Maybe her dead mother could entertain Silvio's dead shipmates from the Kittyhawk, Favor thought wildly. Maybe all those dead people could get together here aboard the Zion and have one big party, like the ones she remembered from her childhood, her mother and her mother's friends and all those dashing Star Fleet officers. "At least they'll leave the two of us alone," she said, and laughed bitterly.

She studied the sleeping man. He looked like every human tourist she'd ever seen, on holiday in Ming, white from their months in deep space. They'd stumble out of the Transport Center, lugging their bags, their ridiculous skin as pale as the moon. They'd wade out into the Sea of Tieran, bobbing in the green surf, and then drag themselves up onto the sand and lay about like gufa seals, turning pink in the tropical sun.

Tourists, Favor thought. Stupid tourists! They flicked on their white smiles, hitting on the local women, flashing huge expense accounts around, and dazzling simple people like Favor's own mother, who never had more than two fengo in her monetary account at any given time.

Oh, yes, those tourists, having a ball on vacation, and then leaving as seamlessly as they had arrived, one melting into the other, they all looked alike anyway, and never giving a thought in the world to what they left behind in their rooms back on Raisa.

Never giving a thought that they might have left behind something a little more important than a lost bathing suit.

Where did they think the Lesser Tribe came from, anyway?

She looked at Silvio again. He really was quite pale, wasn't he?

"Yes, as pale and empty as a human's promises," she said bitterly. With her endo-scanner, she pressed deeply into his arm, checking his platelets. In his sleep, Silvio moaned, and Favor softened. She chided herself for her unprofessionalism. She couldn't blame an innocent man for what a guilty man had done.

His platelet count scanned low; he'd lost a lot of blood, and now it was seeping. "Not good, Bird," Favor said. "Not good at all. Computer: Two units human O Positive."

The machines hummed, and she watched as Silvio's veins plumped with fresh plasma, and his skin glowed pink. He shifted again, and Favor quickly adjusted the Chem-coma levels, increasing the meds, until he was still, his breathing deep and even.

Where did people go when Chem-comas carried them aloft? Favor had heard different stories from other doctors and medics, and even patients themselves. Sometimes they went backwards to the past, becoming children again. Sometimes they went to planets that didn't exist, and saw fantastic beasts conjured from their sleeping imaginations.

When she'd interned, Favor saw a patient arrive out from a Chem-coma in tears. "She was there," he'd pleaded, clutching Favor's arm. "Send me back. Oh, please, send me back to her!"

It had been his dead wife, Favor read on his medical chart, and they'd had to ship him to readjustment therapy. In the week that he'd been gone, drifting in his Chem-coma, he'd spent a lifetime with his long-dead wife, raising children, turning old and gray, and then he'd been yanked into reality and had to learn to live without her all over again.

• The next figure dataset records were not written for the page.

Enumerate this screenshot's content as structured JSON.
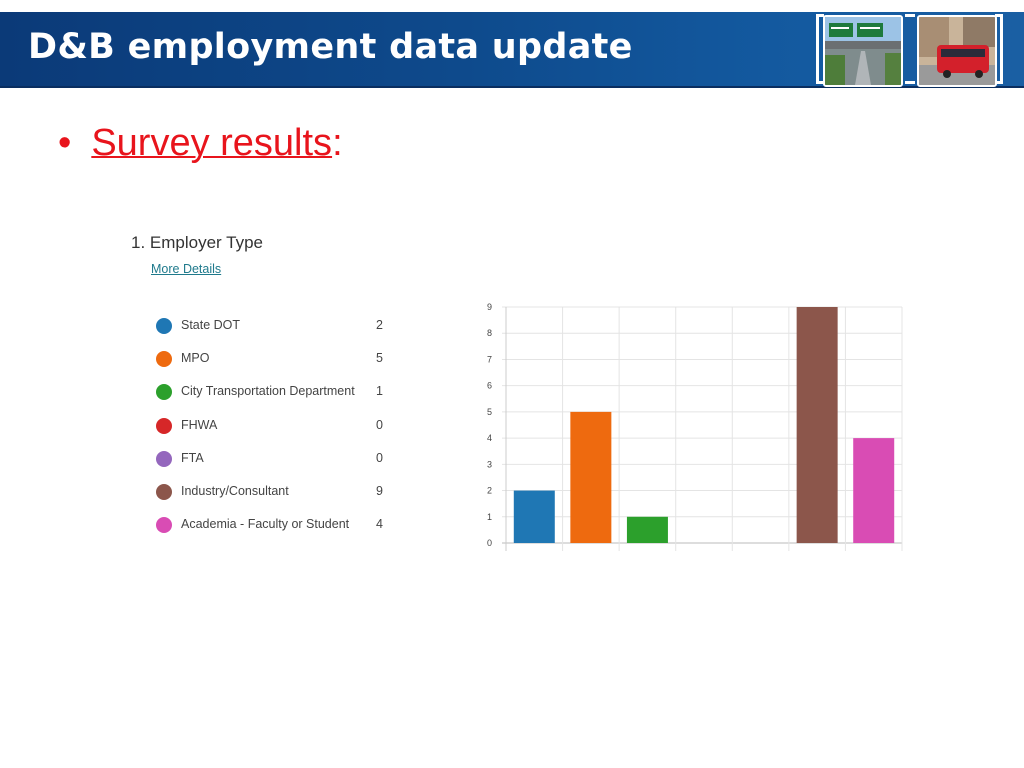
{
  "header": {
    "title": "D&B employment data update"
  },
  "bullet": {
    "symbol": "•",
    "text": "Survey results",
    "suffix": ":"
  },
  "question": {
    "title": "1.  Employer Type",
    "link": "More Details"
  },
  "legend": [
    {
      "label": "State DOT",
      "count": "2",
      "color": "#1f77b4"
    },
    {
      "label": "MPO",
      "count": "5",
      "color": "#ee6a0f"
    },
    {
      "label": "City Transportation Department",
      "count": "1",
      "color": "#2ca02c"
    },
    {
      "label": "FHWA",
      "count": "0",
      "color": "#d62728"
    },
    {
      "label": "FTA",
      "count": "0",
      "color": "#9467bd"
    },
    {
      "label": "Industry/Consultant",
      "count": "9",
      "color": "#8c564b"
    },
    {
      "label": "Academia - Faculty or Student",
      "count": "4",
      "color": "#d94cb4"
    }
  ],
  "chart_data": {
    "type": "bar",
    "categories": [
      "State DOT",
      "MPO",
      "City Transportation Department",
      "FHWA",
      "FTA",
      "Industry/Consultant",
      "Academia - Faculty or Student"
    ],
    "values": [
      2,
      5,
      1,
      0,
      0,
      9,
      4
    ],
    "colors": [
      "#1f77b4",
      "#ee6a0f",
      "#2ca02c",
      "#d62728",
      "#9467bd",
      "#8c564b",
      "#d94cb4"
    ],
    "ylim": [
      0,
      9
    ],
    "yticks": [
      "0",
      "1",
      "2",
      "3",
      "4",
      "5",
      "6",
      "7",
      "8",
      "9"
    ],
    "grid": true,
    "legend": "left"
  }
}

Medicine could be cruel at times.

She rinsed her face and hands once more, and set the alarm on the Kriko-shield. She'd catch a cat nap; if anything went wrong with Silvio, the alarm would page her from her quarters.

"I'm leaving now, Bird," she said. "I need to think up some something for my next MWR memo to the crew. Got any ideas?"

Silvio didn't answer.

Favor hadn't really expected one, anyway.